Nor is welfare the only responsibility in which power is devolving from the federal government; questions about local telephone access and other telecommunications decisions, to cite another example, have been pushed down to the states by Congress. Regardless of which party wins the presidential and congressional elections, the trend is likely to continue.

Today, the GOP controls both houses of the legislature in 18 states, compared to 14 for the Democrats. In many states, however, control by one party or the other is by only a handful of seats. That, too, is enhancing the importance of statehouse races.

Behind the short-term question of partisan control of statehouses lie more fundamental challenges.

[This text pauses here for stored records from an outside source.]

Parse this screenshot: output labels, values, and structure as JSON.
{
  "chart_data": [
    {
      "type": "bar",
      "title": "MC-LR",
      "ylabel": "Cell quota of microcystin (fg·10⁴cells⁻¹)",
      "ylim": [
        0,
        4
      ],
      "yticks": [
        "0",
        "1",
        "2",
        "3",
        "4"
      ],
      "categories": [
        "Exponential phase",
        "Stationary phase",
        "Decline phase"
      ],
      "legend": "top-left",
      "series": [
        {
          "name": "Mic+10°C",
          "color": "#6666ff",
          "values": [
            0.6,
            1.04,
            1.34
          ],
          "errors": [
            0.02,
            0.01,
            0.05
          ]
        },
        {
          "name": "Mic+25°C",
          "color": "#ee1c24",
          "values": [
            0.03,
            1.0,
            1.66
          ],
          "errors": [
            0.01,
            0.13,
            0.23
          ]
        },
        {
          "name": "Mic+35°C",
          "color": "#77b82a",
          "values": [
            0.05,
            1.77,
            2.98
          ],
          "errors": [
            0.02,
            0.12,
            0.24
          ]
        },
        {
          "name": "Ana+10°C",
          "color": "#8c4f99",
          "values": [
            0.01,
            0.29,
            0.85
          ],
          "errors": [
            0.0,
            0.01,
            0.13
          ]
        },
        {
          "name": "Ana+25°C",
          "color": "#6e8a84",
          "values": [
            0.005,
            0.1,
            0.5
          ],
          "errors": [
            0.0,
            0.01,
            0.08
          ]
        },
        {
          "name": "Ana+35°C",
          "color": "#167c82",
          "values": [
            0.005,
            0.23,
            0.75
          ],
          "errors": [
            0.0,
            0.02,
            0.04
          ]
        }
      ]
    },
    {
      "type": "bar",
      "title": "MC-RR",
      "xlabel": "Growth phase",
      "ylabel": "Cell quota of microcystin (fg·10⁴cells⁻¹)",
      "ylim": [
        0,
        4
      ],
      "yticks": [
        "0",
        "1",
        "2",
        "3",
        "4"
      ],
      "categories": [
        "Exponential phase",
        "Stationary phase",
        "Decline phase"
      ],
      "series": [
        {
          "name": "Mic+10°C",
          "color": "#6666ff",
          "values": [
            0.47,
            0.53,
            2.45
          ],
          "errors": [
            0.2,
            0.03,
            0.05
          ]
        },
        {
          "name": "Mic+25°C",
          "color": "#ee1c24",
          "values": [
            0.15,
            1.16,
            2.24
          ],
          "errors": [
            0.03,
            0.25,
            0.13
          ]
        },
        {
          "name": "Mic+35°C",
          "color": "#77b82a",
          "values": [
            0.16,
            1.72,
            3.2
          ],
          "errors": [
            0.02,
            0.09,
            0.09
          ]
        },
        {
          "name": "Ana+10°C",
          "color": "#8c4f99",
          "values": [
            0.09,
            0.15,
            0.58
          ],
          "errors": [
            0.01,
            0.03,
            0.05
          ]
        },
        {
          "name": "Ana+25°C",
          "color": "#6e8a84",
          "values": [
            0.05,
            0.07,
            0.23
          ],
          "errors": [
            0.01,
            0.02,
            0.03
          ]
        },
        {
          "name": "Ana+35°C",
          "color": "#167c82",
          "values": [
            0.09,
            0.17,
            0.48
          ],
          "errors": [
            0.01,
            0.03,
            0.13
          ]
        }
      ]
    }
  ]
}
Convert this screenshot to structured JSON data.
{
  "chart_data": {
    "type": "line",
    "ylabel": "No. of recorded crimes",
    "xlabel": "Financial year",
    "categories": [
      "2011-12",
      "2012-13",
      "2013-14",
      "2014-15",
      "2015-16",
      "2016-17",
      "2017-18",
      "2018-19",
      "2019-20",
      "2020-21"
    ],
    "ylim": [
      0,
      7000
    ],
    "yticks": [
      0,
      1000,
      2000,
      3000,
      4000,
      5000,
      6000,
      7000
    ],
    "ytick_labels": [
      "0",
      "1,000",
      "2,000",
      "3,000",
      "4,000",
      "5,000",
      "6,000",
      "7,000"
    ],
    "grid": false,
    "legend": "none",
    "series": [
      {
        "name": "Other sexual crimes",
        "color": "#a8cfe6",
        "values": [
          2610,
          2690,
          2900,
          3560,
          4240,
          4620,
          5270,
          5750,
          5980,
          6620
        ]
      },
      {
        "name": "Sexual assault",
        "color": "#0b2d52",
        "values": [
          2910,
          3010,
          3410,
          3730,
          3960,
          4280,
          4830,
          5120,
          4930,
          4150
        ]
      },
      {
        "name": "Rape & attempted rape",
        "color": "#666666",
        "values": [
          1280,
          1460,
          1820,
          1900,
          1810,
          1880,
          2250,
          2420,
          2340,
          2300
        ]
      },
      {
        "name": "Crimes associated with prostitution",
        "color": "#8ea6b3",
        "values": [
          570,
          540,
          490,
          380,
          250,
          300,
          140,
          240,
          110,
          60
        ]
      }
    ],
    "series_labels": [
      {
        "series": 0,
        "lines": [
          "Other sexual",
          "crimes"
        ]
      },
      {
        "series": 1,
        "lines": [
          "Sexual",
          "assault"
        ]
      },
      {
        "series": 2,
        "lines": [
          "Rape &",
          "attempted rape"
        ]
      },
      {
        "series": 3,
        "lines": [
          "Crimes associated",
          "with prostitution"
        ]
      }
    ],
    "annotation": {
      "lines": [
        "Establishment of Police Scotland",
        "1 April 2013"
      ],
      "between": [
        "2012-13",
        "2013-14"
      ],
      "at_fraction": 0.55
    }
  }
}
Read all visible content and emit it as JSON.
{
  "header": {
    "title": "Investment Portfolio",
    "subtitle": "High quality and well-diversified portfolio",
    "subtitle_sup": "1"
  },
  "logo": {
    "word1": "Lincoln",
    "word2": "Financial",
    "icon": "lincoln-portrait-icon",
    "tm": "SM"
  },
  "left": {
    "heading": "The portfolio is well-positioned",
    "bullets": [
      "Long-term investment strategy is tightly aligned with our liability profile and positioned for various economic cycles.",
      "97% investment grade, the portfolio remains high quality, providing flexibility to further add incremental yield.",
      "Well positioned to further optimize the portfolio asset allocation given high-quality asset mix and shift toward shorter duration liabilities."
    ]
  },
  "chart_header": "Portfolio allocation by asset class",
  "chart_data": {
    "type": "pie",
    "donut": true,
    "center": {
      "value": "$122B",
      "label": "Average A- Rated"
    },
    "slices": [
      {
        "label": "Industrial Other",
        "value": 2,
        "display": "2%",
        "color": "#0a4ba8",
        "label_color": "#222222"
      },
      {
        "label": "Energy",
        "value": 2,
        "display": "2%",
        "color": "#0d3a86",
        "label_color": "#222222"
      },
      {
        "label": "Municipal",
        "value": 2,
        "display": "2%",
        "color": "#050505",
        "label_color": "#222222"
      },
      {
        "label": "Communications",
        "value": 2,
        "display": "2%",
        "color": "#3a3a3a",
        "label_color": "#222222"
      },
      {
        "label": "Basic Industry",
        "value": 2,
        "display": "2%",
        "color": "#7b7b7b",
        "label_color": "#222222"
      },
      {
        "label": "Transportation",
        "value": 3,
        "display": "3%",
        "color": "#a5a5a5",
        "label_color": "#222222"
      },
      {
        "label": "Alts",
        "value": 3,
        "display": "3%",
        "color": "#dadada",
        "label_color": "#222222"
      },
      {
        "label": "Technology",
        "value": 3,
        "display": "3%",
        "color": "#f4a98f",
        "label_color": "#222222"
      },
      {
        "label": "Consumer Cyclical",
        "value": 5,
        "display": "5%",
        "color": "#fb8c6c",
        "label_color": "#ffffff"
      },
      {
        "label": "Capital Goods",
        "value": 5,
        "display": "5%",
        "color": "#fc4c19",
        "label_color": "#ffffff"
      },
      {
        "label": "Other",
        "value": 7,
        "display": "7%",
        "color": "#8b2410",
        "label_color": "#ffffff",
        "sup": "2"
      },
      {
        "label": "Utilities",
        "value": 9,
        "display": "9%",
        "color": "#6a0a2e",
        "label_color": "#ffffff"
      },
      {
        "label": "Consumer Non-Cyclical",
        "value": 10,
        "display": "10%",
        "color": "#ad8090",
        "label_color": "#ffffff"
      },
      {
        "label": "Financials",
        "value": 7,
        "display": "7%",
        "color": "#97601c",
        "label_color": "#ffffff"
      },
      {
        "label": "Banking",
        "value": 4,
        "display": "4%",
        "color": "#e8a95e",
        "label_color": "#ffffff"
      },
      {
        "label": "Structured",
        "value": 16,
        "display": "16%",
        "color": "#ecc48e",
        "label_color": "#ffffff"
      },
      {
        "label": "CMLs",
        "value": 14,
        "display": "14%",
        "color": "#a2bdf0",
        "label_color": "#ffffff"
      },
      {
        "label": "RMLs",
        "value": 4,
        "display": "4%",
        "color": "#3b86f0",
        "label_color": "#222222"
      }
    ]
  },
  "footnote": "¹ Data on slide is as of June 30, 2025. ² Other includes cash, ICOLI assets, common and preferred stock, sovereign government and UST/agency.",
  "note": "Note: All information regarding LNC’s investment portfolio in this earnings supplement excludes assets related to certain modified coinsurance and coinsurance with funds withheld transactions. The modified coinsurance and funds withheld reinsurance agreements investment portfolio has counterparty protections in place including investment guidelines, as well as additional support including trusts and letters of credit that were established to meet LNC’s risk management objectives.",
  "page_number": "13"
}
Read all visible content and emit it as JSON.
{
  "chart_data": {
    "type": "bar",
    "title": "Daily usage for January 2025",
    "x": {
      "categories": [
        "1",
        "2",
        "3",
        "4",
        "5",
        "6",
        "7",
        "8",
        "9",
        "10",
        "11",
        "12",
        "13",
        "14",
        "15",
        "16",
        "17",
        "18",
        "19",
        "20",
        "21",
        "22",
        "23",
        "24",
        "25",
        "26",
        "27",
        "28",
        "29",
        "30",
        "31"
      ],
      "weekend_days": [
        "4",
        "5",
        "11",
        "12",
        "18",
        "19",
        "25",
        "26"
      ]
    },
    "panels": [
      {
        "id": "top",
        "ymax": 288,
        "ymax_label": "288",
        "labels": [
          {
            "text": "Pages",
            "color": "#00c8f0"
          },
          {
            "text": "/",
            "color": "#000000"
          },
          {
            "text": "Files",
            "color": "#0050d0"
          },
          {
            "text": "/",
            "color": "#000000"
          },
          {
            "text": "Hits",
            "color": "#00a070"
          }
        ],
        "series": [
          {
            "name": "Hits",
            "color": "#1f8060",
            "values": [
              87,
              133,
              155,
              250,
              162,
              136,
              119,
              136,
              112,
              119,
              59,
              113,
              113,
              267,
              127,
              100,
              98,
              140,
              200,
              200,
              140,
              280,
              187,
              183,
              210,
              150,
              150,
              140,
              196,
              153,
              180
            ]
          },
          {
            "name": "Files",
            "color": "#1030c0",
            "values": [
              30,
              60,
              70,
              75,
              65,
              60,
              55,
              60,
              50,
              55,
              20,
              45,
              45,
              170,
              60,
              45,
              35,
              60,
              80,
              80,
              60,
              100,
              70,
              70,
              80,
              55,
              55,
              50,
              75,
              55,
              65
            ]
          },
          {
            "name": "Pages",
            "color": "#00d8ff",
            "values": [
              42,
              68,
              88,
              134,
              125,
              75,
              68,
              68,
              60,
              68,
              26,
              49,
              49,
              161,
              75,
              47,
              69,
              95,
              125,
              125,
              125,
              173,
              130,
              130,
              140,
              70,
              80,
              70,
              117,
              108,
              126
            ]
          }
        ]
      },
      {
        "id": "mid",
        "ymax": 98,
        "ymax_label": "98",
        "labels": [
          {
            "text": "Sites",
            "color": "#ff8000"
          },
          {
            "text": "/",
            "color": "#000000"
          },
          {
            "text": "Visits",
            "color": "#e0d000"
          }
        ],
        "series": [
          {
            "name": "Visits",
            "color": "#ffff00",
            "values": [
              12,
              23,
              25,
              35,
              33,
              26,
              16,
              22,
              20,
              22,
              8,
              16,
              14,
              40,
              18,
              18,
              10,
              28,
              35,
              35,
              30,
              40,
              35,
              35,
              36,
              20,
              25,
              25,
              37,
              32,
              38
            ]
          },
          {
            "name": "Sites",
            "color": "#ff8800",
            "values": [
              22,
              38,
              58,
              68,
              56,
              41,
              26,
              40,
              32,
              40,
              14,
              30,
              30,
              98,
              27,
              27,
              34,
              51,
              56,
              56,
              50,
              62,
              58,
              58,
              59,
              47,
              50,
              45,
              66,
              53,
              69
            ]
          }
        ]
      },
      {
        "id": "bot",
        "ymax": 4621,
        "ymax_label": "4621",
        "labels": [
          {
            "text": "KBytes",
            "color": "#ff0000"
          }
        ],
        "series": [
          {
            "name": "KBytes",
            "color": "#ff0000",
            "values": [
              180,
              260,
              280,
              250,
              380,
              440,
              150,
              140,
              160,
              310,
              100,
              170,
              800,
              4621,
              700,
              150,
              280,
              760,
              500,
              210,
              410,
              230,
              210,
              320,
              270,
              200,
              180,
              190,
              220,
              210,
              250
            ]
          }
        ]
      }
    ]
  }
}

By and large, state legislatures today are more effective, more professional and more representative than the malapportioned, rural-dominated bodies of old. In big states like California and New York, lawmakers have become full-time officials akin to members of Congress. But in most states, Virginia included, they still try to adhere to the concept of the part-time citizen-legislator. As power continues to devolve to the states, they'll need to address more seriously such issues as:

* Campaign reform. While some states have undertaken reform more stringent than the campaign-finance laws governing federal elections, other states - and Virginia is among the worst - set virtually no limits on the amounts of money a corporation, union or individual can contribute to legislative campaigns.

* Tax reform. Virginia, with its reliance on a state income tax, does better in the area of tax fairness than some that depend more heavily on regressive sales and property taxes. But as its responsibilities and expenses rise, Virginia needs to work on fiscal reforms such as abolishing the sales tax on food, raising the tobacco tax and finding replacements for local property taxes as the principal source of school funding.

* Sound management. On this, Virginia traditionally ranks high. But, in some states, the right political affiliation still outweighs merit in hiring and retaining public employees; government remains encrusted with change-resistant bureaucracy; state budgets are inadequately controlled.

The premise of devolution is that many things can be done better more efficiently on the state than on the federal level. This is often true; it's true more often than not. But it is not automatically and universally true, and devolution is raising the stakes for a state's failure to meet the standard.